Illustration: Julia Schubert

Wenn man über einen längeren Zeitraum ernst damit macht, „nichts wegschmeissen zu können“, befinden Freunde, die sich auch durch gröbste Abweisung und Ablenkungsmanöver nicht an einem Besuch haben hindern lassen, dass baldiger Erstickungstod, irreversible Wohnraumsubstanzschädigung und allgemeine Verwahrlosung nur noch abzuwenden seien, indem man alles wegschmeißt. Diese Leute haben vollkommen Recht – und überhaupt keine Ahnung. Sicherlich, wenn ich ein Ladekabel, frische Socken oder etwas bestimmtes Anderes, was auch immer, suchte, war das, als würde man „Sex“ googeln.
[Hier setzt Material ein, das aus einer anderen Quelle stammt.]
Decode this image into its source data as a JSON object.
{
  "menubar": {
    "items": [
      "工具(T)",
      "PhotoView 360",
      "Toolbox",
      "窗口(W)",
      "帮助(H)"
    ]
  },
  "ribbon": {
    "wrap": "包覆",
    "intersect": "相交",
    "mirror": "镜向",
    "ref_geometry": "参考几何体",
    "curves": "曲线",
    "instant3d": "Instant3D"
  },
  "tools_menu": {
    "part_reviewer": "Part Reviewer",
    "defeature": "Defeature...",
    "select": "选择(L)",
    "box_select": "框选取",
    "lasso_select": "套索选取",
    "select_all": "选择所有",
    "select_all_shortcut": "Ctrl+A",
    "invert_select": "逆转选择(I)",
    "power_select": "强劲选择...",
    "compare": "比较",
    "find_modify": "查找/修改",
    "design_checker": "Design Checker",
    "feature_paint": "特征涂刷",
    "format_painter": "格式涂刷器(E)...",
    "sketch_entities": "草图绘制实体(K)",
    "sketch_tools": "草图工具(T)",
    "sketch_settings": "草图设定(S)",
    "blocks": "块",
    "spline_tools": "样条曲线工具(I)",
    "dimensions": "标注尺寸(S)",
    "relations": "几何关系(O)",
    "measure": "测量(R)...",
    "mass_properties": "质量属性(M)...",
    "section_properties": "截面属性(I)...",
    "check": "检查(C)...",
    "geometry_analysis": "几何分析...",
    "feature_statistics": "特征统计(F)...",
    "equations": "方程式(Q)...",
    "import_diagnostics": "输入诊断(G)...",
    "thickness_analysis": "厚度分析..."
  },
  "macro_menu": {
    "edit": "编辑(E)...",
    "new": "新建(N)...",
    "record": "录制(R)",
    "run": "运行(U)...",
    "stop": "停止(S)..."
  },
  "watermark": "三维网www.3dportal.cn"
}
Man findet im Wortsinn alles Mögliche, bis auf, nun gut, bzw. schlecht: das Benötigte. So begann ein unsystematisches, aber doch kleinere Unterunordungssysteme behauptendes Umschichten und Neustapeln. Man hätte Eintritt verlangen, das ganze zur Warnung, Belustigung und zum Rumstöbern als Messie-Hüpfburg ausloben können, aber man hätte auch sehr wohl für Gesundheit und Ordnung (!) zuständige Ämter benachrichtigen können, möglicherweise in einem – gutes Stichwort – Abwasch. Ich entschied mich für die agrarwissenschaftlich untermauerbare Vorgehensweise und beschloss, meine Zürcher Wohnung – Scheiss auf die Kaution – eine Weile lang brach liegen zu lassen. Wie nach „Sex“ googeln Die mir in ihrer Bewahrungs- und Aktualitätsrelevanz als am nötigsten erschienenen Zettel, Bilder und Schießmichtots hatte ich gescannt, abgetippt oder fotografiert und den ganzen Wust auf Festplatten gesichert, jawohl, Festplatten, der Plural zeigt schon, dass es mir hin und wieder schwer fällt, zu unterscheiden zwischen „nötig“ und „möglich“. Mein realer Schreibtisch, der aus Holz, war nicht mehr zugänglich, und so saß ich mit meinem Computer am Küchentisch, und auf der ja auch Schreibtisch genannten Benutzeroberfläche stellten sich beim Einsammeln nun Fragen, die ja auch meine Wohnung mir immer gestellt hatte: Wo kommt was hin, damit ich es wieder finde? Wie benenne ich was? Was gehört wozu? Auch dieser Schreibtisch hat einen Papierkorb, das stimmt. Aber man kann ja, wenn die Speicherkapazität zur Neige geht, auch einfach eine weitere, eine externe Festplatte ans Gerät „ranfirewiren“, schon ist wieder, was in einer Wohnung nicht so leicht und schnell zu kriegen ist: Platz.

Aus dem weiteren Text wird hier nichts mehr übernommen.